Déconfinement : avec moins d'activité humaine, les serpents font leur retour dans les jardins

Du fait du confinement, les serpents reviennent dans les espaces verts et les jardins. / © France 3 Aquitaine
Du fait du confinement, les serpents reviennent dans les espaces verts et les jardins. / © France 3 Aquitaine

Avec le confinement, de nombreux animaux sauvages ont fait leur apparition dans les villes ou proche des habitations. Parmi eux, les serpents, qui donnent lieux à de nombreux appels d'habitants effrayés.

Par Julie Chapman

Depuis plusieurs semaines, l'association Cistude Nature reçoit près d’une vingtaine d’appels par jour pour signaler la présence de serpents dans les jardins ou dans les logements. L'association, avec son programme "SOS Serpent", souhaite sensibiliser la population et propose leur aide, en cas de rencontre inopinée. Une ligne téléphonique ainsi qu'un site internet recensent notamment les gestes à adopter.

Serpents inoffensifs

En Nouvelle-Aquitaine, il s’agit majoritairement de couleuvres ou de vipères. Et pour les reconnaître, une astuce : les couleuvres ont les yeux ronds, tandis que les vipères ont une pupille en amande, comme celle des chats. "Les couleuvres ne sont pas des serpents venimeux, il ne sont pas dangereux, mais si on les capture, ils vont se défendre en mordant, comme tout animal", explique Matthieu Berroneau, herpétologue et animateur du programme Cistude Nature. Si les vipères sont, quant à elles, venimeuses, elles n'attaquent et ne mordent que lorsqu'elles se sentent en danger.

Et si les serpents font leur grand retour dans les jardins, le confinement n’y est pas pour rien. Avec l’absence d’êtres humains, de nombreux animaux sauvages se sont aventurés dans des lieux d’ordinaires, très fréquentés. 

Ne pas prendre peur

Sur le terrain, Cistude Nature aident les particuliers ou professionnels.

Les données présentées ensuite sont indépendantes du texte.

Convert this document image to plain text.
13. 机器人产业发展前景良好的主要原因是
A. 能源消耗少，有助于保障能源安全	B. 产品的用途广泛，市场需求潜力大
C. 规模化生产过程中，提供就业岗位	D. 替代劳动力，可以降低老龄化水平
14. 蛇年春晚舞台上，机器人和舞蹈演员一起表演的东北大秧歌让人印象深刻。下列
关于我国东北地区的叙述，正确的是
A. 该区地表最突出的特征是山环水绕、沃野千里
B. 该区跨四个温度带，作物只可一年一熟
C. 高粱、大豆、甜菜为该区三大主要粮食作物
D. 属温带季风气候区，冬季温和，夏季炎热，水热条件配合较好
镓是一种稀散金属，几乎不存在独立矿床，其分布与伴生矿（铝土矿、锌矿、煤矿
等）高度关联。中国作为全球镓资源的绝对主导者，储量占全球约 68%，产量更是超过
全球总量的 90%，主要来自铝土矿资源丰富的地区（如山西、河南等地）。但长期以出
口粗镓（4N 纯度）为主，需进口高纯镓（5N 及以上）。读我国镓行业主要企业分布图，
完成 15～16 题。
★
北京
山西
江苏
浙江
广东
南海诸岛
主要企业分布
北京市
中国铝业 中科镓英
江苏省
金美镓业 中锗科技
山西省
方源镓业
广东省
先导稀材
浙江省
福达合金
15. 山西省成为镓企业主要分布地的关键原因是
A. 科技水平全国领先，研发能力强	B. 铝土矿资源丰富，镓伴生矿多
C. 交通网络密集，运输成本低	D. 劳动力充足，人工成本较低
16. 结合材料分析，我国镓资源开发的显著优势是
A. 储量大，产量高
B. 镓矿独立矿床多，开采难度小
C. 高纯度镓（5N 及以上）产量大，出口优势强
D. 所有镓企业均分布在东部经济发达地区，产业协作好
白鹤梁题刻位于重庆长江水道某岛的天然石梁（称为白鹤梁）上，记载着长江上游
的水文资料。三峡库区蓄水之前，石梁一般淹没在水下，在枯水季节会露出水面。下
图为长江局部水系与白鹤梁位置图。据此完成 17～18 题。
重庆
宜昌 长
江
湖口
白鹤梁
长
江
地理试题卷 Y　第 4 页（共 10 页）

Et pour une meilleure efficacité, ils prodiguent quelques conseils. "La première chose à faire, si c’est possible, c’est de prendre l’animal en photo pour déterminer l’espèce. Après, si le serpent se trouve dans le jardin, c’est normal, il n’y a pas forcément besoin d'appeler. En revanche, s’il est coincé, dans une piscine par exemple, nous pouvons intervenir", détaille Matthieu Berroneau.

Au-delà de leurs interventions, les membres de l'association sensibilisent également le public à cette espèce souvent crainte et détestée. Ils espèrent éviter ainsi la mort de nombreux individus, alors que certaines espèces sont en danger.